Слава Богу, не получилось. Во-первых, беспартийный. Во-вторых, при всем своем юношеском нигилизме я был из самых-самых правоверных и преданных социализмам и коммунизмам. Хотя по молодости еще не задубевших, но уже крепко упертых рогом в эти измы, что более всего опасно. Именно из таких межеумков и рождаются самые гнусные пройды, неукорененные нигде и ни в чем — куда ветер, туда и они, гнущиеся по линии партии, рубля и собственного благополучия. Верные охранители властного державного духа, который они же и ненавидят. Потому что сами с душком, смердно номенклатурным, амбициозно несостоявшимся — российская имперская порода, сотворенная и выращенная пробирочным советским строем. Порода, ярко изобличающая себя сегодня в период распада мифического славянского братства, готовая к любому, какой прикажут, обману. А в первую очередь — самообману.

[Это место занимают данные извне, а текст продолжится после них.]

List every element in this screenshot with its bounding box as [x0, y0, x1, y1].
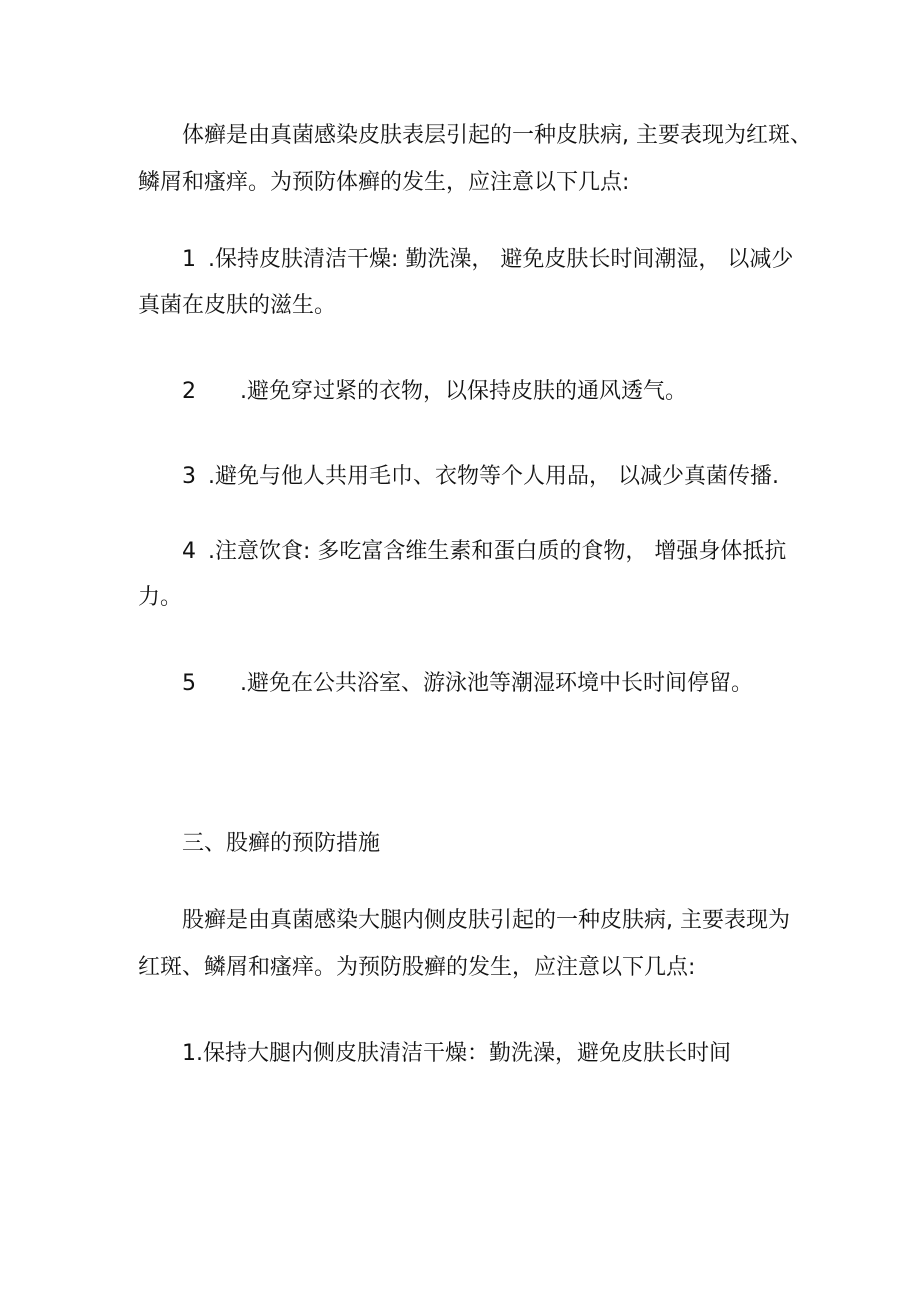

И хорошо, что ничего не вышло ни у меня, ни у украинца Бабенко, ни у корейца Пака. Благодарю. И в первую очередь Никиту Сергеевича Хрущева, а потом Егора Тадыгешева, искусившего меня открытием золота. Кстати, там впоследствии появился прииск, названный не по имени открывателя Тадыгешева, как того требовала справедливость, а очень по-советски — Первомайский.

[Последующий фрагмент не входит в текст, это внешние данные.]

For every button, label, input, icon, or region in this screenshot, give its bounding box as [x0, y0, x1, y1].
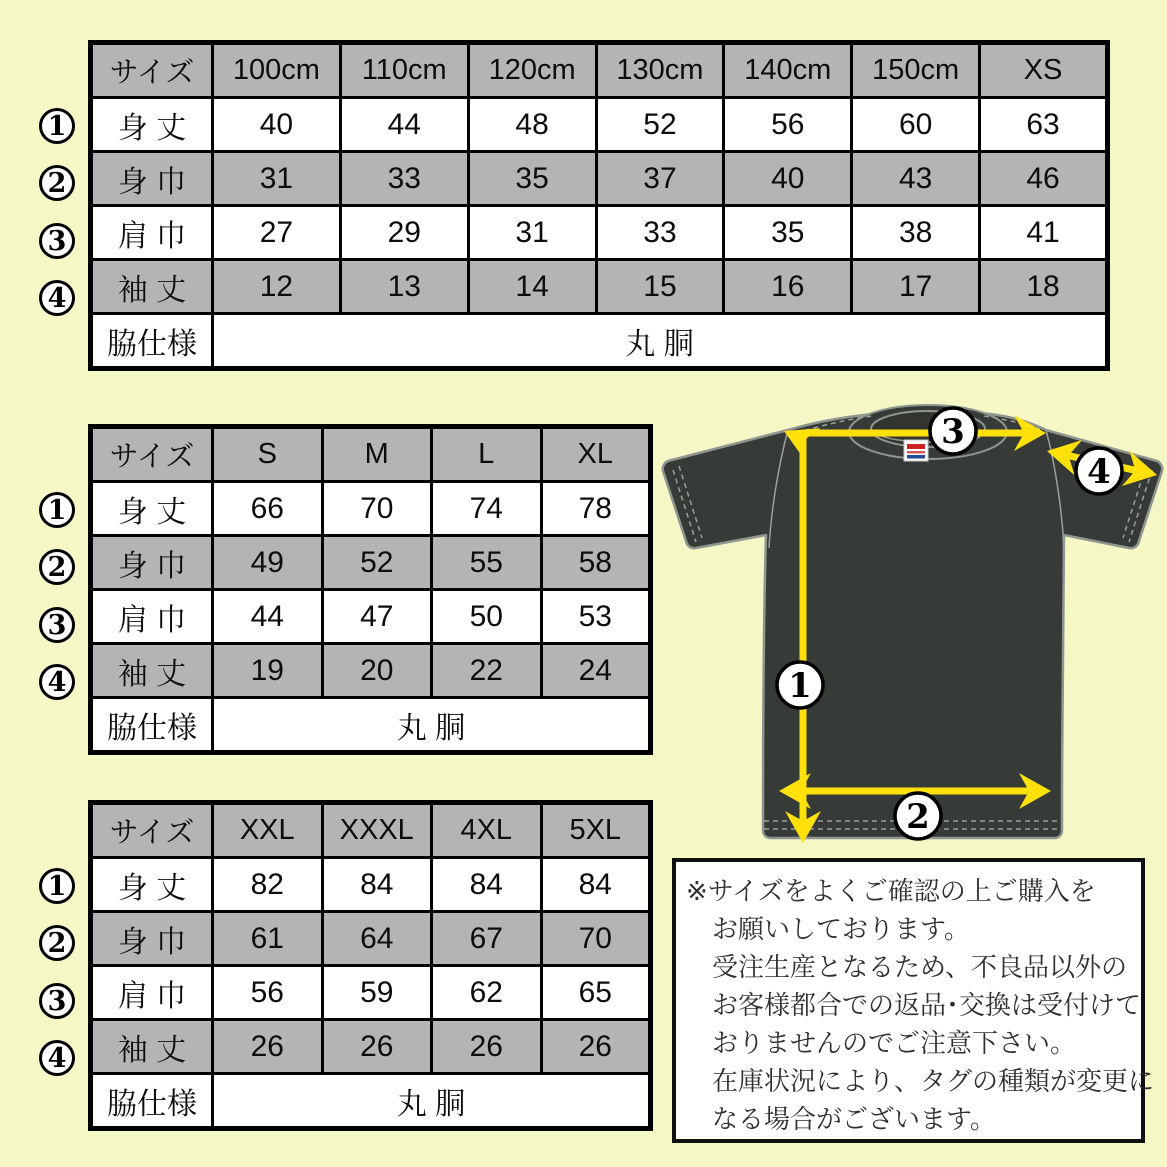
row-number-2: 2	[39, 925, 75, 961]
size-value: 40	[724, 152, 852, 206]
size-value: 38	[852, 206, 980, 260]
table-row	[91, 482, 651, 536]
size-value: 14	[468, 260, 596, 314]
size-value: 56	[724, 98, 852, 152]
size-value: 40	[213, 98, 341, 152]
svg-text:2: 2	[906, 797, 930, 837]
table-row	[91, 206, 1108, 260]
size-header-cell: 100cm	[213, 43, 341, 98]
size-table-adult	[88, 424, 653, 755]
size-value: 20	[322, 644, 432, 698]
size-table-big	[88, 800, 653, 1131]
measure-label: 肩 巾	[91, 590, 213, 644]
size-value: 37	[596, 152, 724, 206]
side-spec-label: 脇仕様	[91, 1074, 213, 1129]
table-footer-row	[91, 1074, 651, 1129]
size-header-cell: 120cm	[468, 43, 596, 98]
size-value: 26	[541, 1020, 651, 1074]
size-header-cell: 140cm	[724, 43, 852, 98]
row-number-2: 2	[39, 549, 75, 585]
tshirt-measurement-diagram	[660, 402, 1165, 857]
size-value: 78	[541, 482, 651, 536]
size-header-cell: L	[432, 427, 542, 482]
size-value: 84	[432, 858, 542, 912]
size-value: 26	[322, 1020, 432, 1074]
size-value: 82	[213, 858, 323, 912]
size-header-cell: XXL	[213, 803, 323, 858]
row-number-4: 4	[39, 1040, 75, 1076]
size-value: 66	[213, 482, 323, 536]
size-header-cell: M	[322, 427, 432, 482]
table-row	[91, 260, 1108, 314]
size-header-cell: 150cm	[852, 43, 980, 98]
size-value: 62	[432, 966, 542, 1020]
size-value: 35	[468, 152, 596, 206]
size-value: 56	[213, 966, 323, 1020]
measure-label: 身 丈	[91, 858, 213, 912]
notice-line: なる場合がございます。	[712, 1104, 996, 1134]
row-number-4: 4	[39, 280, 75, 316]
size-table-kids	[88, 40, 1110, 371]
side-spec-value: 丸 胴	[213, 1074, 651, 1129]
size-value: 17	[852, 260, 980, 314]
size-value: 31	[468, 206, 596, 260]
row-number-1: 1	[39, 868, 75, 904]
side-spec-value: 丸 胴	[213, 314, 1108, 369]
diagram-number-1	[777, 662, 823, 708]
notice-line: お客様都合での返品･交換は受付けて	[712, 990, 1142, 1020]
size-value: 26	[213, 1020, 323, 1074]
size-value: 53	[541, 590, 651, 644]
side-spec-value: 丸 胴	[213, 698, 651, 753]
measure-label: 袖 丈	[91, 1020, 213, 1074]
table-row	[91, 536, 651, 590]
table-row	[91, 858, 651, 912]
table-row	[91, 966, 651, 1020]
size-value: 13	[340, 260, 468, 314]
size-value: 58	[541, 536, 651, 590]
size-value: 67	[432, 912, 542, 966]
table-row	[91, 590, 651, 644]
brand-tag-icon	[904, 440, 928, 461]
size-value: 26	[432, 1020, 542, 1074]
size-value: 49	[213, 536, 323, 590]
table-row	[91, 1020, 651, 1074]
svg-text:4: 4	[1087, 452, 1111, 492]
diagram-number-3	[930, 408, 976, 454]
size-header-cell: XS	[980, 43, 1108, 98]
measure-label: 身 巾	[91, 536, 213, 590]
size-value: 63	[980, 98, 1108, 152]
table-row	[91, 912, 651, 966]
row-number-3: 3	[39, 607, 75, 643]
size-value: 74	[432, 482, 542, 536]
size-value: 70	[541, 912, 651, 966]
size-value: 60	[852, 98, 980, 152]
size-header-cell: 4XL	[432, 803, 542, 858]
measure-label: 袖 丈	[91, 644, 213, 698]
table-footer-row	[91, 698, 651, 753]
notice-line: ※サイズをよくご確認の上ご購入を	[686, 876, 1096, 906]
side-spec-label: 脇仕様	[91, 314, 213, 369]
size-value: 70	[322, 482, 432, 536]
size-value: 44	[213, 590, 323, 644]
size-value: 22	[432, 644, 542, 698]
size-value: 52	[322, 536, 432, 590]
diagram-number-2	[895, 793, 941, 839]
size-value: 84	[322, 858, 432, 912]
table-header-row	[91, 427, 651, 482]
measure-label: 肩 巾	[91, 206, 213, 260]
table-footer-row	[91, 314, 1108, 369]
row-number-4: 4	[39, 664, 75, 700]
side-spec-label: 脇仕様	[91, 698, 213, 753]
notice-line: 在庫状況により、タグの種類が変更に	[712, 1066, 1155, 1096]
size-value: 59	[322, 966, 432, 1020]
size-value: 15	[596, 260, 724, 314]
size-value: 64	[322, 912, 432, 966]
measure-label: 身 巾	[91, 912, 213, 966]
size-value: 65	[541, 966, 651, 1020]
size-value: 55	[432, 536, 542, 590]
svg-text:3: 3	[941, 412, 965, 452]
size-value: 52	[596, 98, 724, 152]
size-value: 35	[724, 206, 852, 260]
svg-text:1: 1	[788, 666, 812, 706]
measure-label: 身 丈	[91, 482, 213, 536]
purchase-notice-box	[672, 858, 1155, 1143]
size-header-cell: S	[213, 427, 323, 482]
size-value: 27	[213, 206, 341, 260]
notice-line: おりませんのでご注意下さい。	[712, 1028, 1077, 1058]
size-value: 84	[541, 858, 651, 912]
diagram-number-4	[1076, 448, 1122, 494]
measure-label: 肩 巾	[91, 966, 213, 1020]
row-number-1: 1	[39, 492, 75, 528]
size-value: 19	[213, 644, 323, 698]
size-value: 41	[980, 206, 1108, 260]
size-header-cell: 110cm	[340, 43, 468, 98]
size-value: 31	[213, 152, 341, 206]
measure-label: 身 丈	[91, 98, 213, 152]
measure-label: 身 巾	[91, 152, 213, 206]
size-value: 16	[724, 260, 852, 314]
size-value: 24	[541, 644, 651, 698]
row-number-1: 1	[39, 108, 75, 144]
size-header-cell: サイズ	[91, 43, 213, 98]
table-header-row	[91, 803, 651, 858]
notice-line: お願いしております。	[712, 914, 970, 944]
size-value: 43	[852, 152, 980, 206]
row-number-2: 2	[39, 165, 75, 201]
size-value: 50	[432, 590, 542, 644]
size-header-cell: 5XL	[541, 803, 651, 858]
size-value: 12	[213, 260, 341, 314]
size-value: 33	[340, 152, 468, 206]
size-value: 48	[468, 98, 596, 152]
size-value: 33	[596, 206, 724, 260]
size-header-cell: XL	[541, 427, 651, 482]
size-value: 29	[340, 206, 468, 260]
size-value: 61	[213, 912, 323, 966]
size-header-cell: サイズ	[91, 427, 213, 482]
size-header-cell: サイズ	[91, 803, 213, 858]
table-row	[91, 644, 651, 698]
notice-line: 受注生産となるため、不良品以外の	[712, 952, 1127, 982]
row-number-3: 3	[39, 223, 75, 259]
table-header-row	[91, 43, 1108, 98]
size-value: 46	[980, 152, 1108, 206]
size-header-cell: 130cm	[596, 43, 724, 98]
size-value: 44	[340, 98, 468, 152]
table-row	[91, 152, 1108, 206]
table-row	[91, 98, 1108, 152]
size-value: 47	[322, 590, 432, 644]
measure-label: 袖 丈	[91, 260, 213, 314]
size-header-cell: XXXL	[322, 803, 432, 858]
row-number-3: 3	[39, 983, 75, 1019]
size-value: 18	[980, 260, 1108, 314]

Наш отряд из пяти фартовых таежных проходимцев, подрывника и проходчиков шурфов, в числе которых был и я, прибыл на поиски золота где-то уже в другой половине июньского дня. На берегу той же, неотступно следующей за мной Кондомы, как не без гордости отметил я, стояла умело, художественно вписанная в окружающую тайгу изба. Стояла давно, срослась уже тут со всем и ко всему привыкла. Прижилась и пожила. Стенные бревна уже оморщинились, а морщины заглубились трещинами, бороздами и чернью. Подрывник, самый верткий и бывалый среди нас, сразу же бросился к окну дома. Постучал по стеклу. Окно открылось. Из него показалось чернобородо иконописное лицо — на всю оконную раму.
— Дайте пить, — скороговоркой высказался подрывник. — А то так ести хочется, что и переночевать негде.
— Отвали, козлина, — осадил его явленный из бороды красный и довольно губастый рот.
Приветственные слова были произнесены. Знакомство состоялось. Позднее этот человек сказал нам, что он из староверов. Явно врал. По всему, он был из лагерных балагуров. Часто поминал мать, но совсем не Божью. Когда позже мы его спросили, а не тоскливо ли ему тут живется, а жил он с моложавой еще женой, двумя сыновьями и двумя невестками.